OH NO! The people are able to afford to buy more land and build their own homes and move up the economic ladder?! The economy has been growing and getting better?! EVERYBODY PANIC, says O’Malley, we can’t have that! Then they’re less likely to vote for him!
”If in the next 30 years we grow like that again, I shudder to think about the future we’re going to leave for our kids,” he said.
Oh please, spare us your crocodile tears. We have it better today than we’ve ever had it before, and there is no reason to suspect we’ll have it worse when the next generation arrives on the economic scene. This increased prosperity will only improve the economy, standards of living and society, naturally, without any of your central planning. Even Baltimore isn’t a lost cause, and as more people are prosperous, it will improve as well.
The governor said he hoped the workshop, funded by the Environmental Protection Agency and the National Endowment for the Arts, would help his administration tweak state development policy so that it protects Chesapeake Bay and saves taxpayers money but also is “predictable,” so businesses, farmers and residents can all get behind it.
Wait, the National Endowment for the Arts??? They have a say in these meetings, but everyone else gets shut out?
Oh and if you want predictable, how about you let landowners, farmers and residents continue to care for their own property, which has been proven to be far more beneficial to the environment than more statist control of land.
”We need to find predictable ways that we as a people can say no to development that is irresponsible and say yes to development that is responsible,” he said.
Like how it would be irresponsible for a family to grow in Baltimore given the present conditions in regards to their personal safety, and the value and safety of their property? Seems alot of people are saying no to the city in the shape you left it, Governor.
Glendening said that he had offered to work with O’Malley to restore what he said is the state’s faded prominence in the nationwide effort to curb sprawl.
Faded prominence, or the fear of a well justified voter backlash on the state’s violation of property rights, like in Oregon?
Some have faulted former Republican Gov. Robert L. Ehrlich Jr. for neglecting or undermining the effort...
You can’t have a Sun article about another grand idea from O'Malley without a swipe at Ehrlich. I guess Ehrlich was supposedly neglectful or undermined “the effort” by supporting more family and property owner-friendly, market-based solutions? You know, the ones that in the end provide for a much better situation? I mean if statist control of land works so well for the environment, then why was the USSR one of the most polluted nations on earth?
...but others have questioned whether state funding alone is a powerful enough incentive to counter market forces and local zoning practices that seem to favor development in green fields over rebuilding faded urban communities.

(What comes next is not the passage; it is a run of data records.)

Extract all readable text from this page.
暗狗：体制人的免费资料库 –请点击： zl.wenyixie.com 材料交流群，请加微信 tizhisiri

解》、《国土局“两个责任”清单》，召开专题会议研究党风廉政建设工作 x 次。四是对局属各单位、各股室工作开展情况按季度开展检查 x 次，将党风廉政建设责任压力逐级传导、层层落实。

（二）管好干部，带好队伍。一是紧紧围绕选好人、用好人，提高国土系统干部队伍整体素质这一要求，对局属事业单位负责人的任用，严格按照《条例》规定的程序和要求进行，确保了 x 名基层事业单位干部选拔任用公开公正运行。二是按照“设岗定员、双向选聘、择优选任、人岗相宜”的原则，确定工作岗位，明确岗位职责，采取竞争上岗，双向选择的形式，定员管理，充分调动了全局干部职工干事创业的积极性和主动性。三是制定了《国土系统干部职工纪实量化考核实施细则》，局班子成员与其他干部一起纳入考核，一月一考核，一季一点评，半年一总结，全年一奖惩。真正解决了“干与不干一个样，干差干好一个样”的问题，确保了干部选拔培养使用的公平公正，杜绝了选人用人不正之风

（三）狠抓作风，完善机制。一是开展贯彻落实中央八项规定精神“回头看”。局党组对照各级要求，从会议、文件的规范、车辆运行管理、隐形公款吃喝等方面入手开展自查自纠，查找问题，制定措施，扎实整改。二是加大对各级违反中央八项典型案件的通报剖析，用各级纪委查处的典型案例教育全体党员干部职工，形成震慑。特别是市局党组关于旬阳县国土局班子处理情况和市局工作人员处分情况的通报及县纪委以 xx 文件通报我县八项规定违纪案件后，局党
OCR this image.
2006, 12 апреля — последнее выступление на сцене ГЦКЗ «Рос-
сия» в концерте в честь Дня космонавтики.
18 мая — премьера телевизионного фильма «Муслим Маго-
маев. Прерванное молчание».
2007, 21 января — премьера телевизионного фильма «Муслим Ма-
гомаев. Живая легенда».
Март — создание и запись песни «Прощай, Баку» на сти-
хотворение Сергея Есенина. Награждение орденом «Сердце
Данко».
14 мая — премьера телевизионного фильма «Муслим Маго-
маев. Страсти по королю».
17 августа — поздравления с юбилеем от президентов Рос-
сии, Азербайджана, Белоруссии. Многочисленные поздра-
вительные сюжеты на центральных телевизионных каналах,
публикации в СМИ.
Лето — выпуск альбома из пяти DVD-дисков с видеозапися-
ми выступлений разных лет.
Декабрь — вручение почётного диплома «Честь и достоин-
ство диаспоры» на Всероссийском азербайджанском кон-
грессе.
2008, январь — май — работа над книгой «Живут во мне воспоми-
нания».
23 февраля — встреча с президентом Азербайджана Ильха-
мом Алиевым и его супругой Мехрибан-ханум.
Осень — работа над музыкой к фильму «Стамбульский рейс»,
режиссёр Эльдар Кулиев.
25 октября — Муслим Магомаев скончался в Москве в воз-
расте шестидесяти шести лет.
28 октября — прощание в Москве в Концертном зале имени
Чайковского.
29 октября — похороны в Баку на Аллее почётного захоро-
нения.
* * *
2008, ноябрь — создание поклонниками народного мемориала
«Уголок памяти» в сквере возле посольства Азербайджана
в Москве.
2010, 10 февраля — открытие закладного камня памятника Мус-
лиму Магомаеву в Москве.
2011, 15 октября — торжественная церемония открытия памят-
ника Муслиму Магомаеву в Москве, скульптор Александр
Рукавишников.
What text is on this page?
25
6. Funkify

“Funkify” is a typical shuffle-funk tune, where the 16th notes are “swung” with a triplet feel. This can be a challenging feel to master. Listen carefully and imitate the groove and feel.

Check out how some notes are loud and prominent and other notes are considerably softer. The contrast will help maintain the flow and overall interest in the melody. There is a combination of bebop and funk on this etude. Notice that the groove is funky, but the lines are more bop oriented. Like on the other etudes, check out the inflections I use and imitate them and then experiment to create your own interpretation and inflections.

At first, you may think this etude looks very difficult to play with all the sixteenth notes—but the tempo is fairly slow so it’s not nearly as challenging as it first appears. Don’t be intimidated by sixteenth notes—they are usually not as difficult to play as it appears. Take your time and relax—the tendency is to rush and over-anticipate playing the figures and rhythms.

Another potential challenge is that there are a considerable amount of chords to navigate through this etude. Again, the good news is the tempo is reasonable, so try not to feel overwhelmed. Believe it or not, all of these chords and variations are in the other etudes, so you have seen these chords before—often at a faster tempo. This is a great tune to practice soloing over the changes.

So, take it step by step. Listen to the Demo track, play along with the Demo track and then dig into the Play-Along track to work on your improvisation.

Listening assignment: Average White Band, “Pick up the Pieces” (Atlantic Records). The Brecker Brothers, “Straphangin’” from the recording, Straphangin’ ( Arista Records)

Ah yes, the token single sentence where the BS presents another view…without any elaboration that might undermine O’Malley’s position, of course. It’s too bad, because this is exactly right. Market forces cannot be tamed. If there is a demand for housing (which there will be so long as people are still being born and growing up to work and make money), there will continue to be the need for a steady supply. In addition, localities know who butters their bread, home and property owners who pay taxes.
But most of the tracts on which houses were built were outside of designated growth areas, and the share grew from 1992 through 2004, the latest year for which data are available, according to the state Department of Planning.
Maybe because the government does a TERRIBLE job at gauging supply and demand, always has always will.
Finally, the communist overtones in this article are downright scary. You know who else had “designated growth?” The USSR. Yeah, how’d those endless rows of block style apartment buildings hold up?